Proposals can conflict, in the sense that a Record’s owner might have opened ownership transfer Proposals with several Agents at once. These Proposals will not be closed if one of them is accepted. Instead, an accept answer will check to verify that the issuing Agent is still the owner or custodian of the Record.

An AnswerProposal transaction is invalid if one of the following conditions occurs:

  • There is no Proposal for that receiving agent, record, and role.
  • The signer is not the receiving or issuing Agent of the Proposal.
  • The signer is the receiving Agent and answers cancel.
  • The signer is the issuing Agent and answers anything other than cancel.
  • The response is accept, but the issuing Agent is no longer the owner or custodian (as appropriate to the role) of the Record.
  • The referenced record is no longer valid.

Revoke Reporter

The owner of a Record can send a RevokeReporter transaction to remove a reporter’s authorization to report on one or more Properties for that Record.

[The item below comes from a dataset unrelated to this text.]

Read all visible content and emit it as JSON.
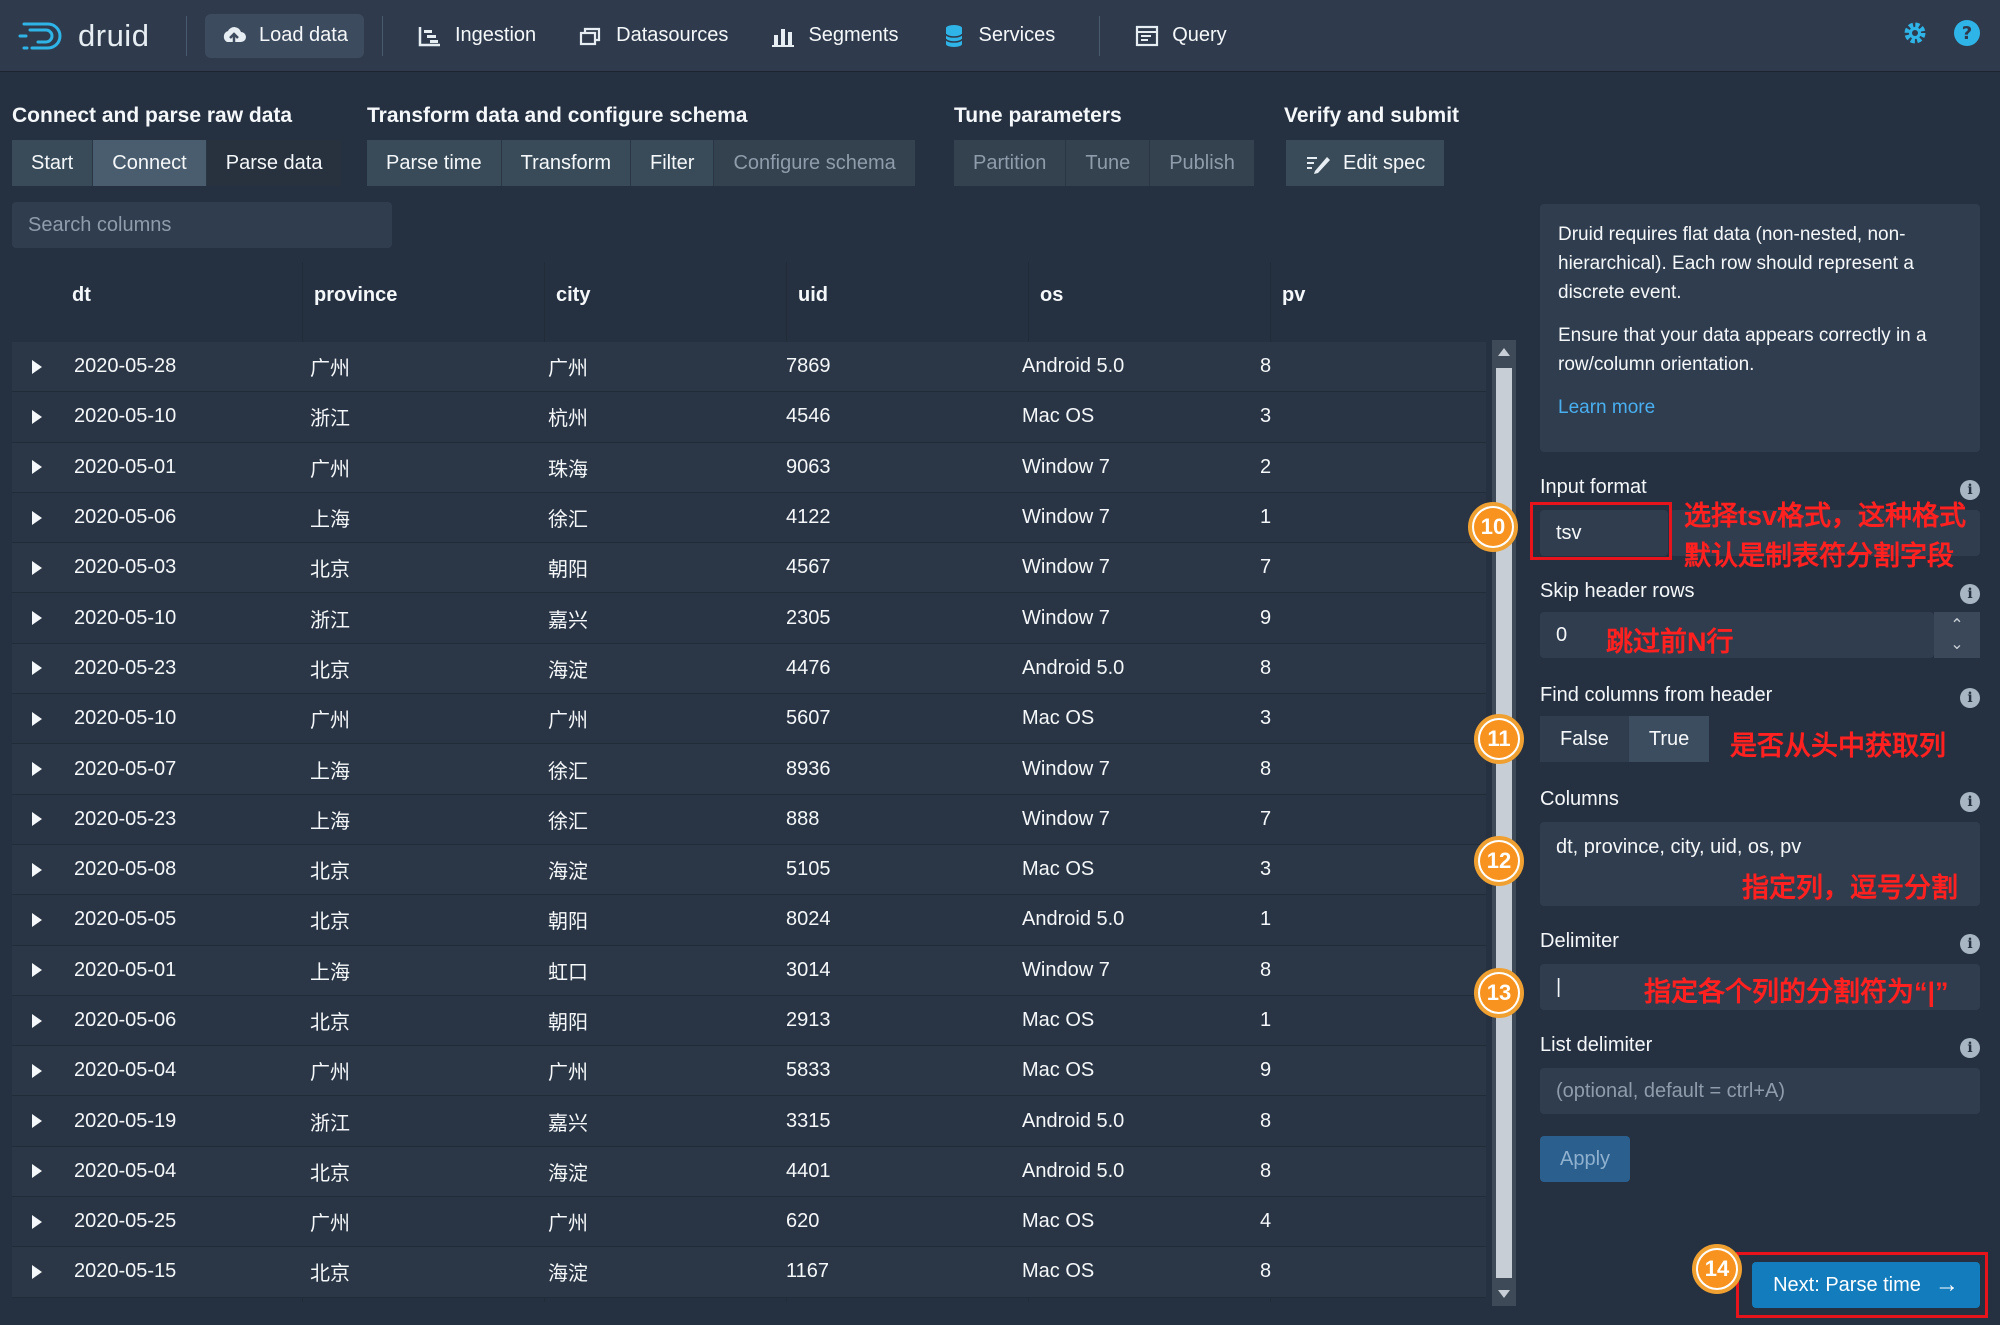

    message RevokeReporterAction {
        // The natural key of the Record
        string record_id = 1;

        // The reporter's public key
        string reporter_id = 2;

        // The names of the Properties for which the reporter's
        // authorization is revoked
        repeated string properties = 3;
    }

A RevokeReporter transaction is invalid if one of the following conditions occurs:

  • The Record does not exist.
  • The Record is final.
  • The signer is not the Record’s owner.
  • The reporter whose authorization is to be revoked is not an authorized reporter for the Record.
  • Any of the provided properties do not exist.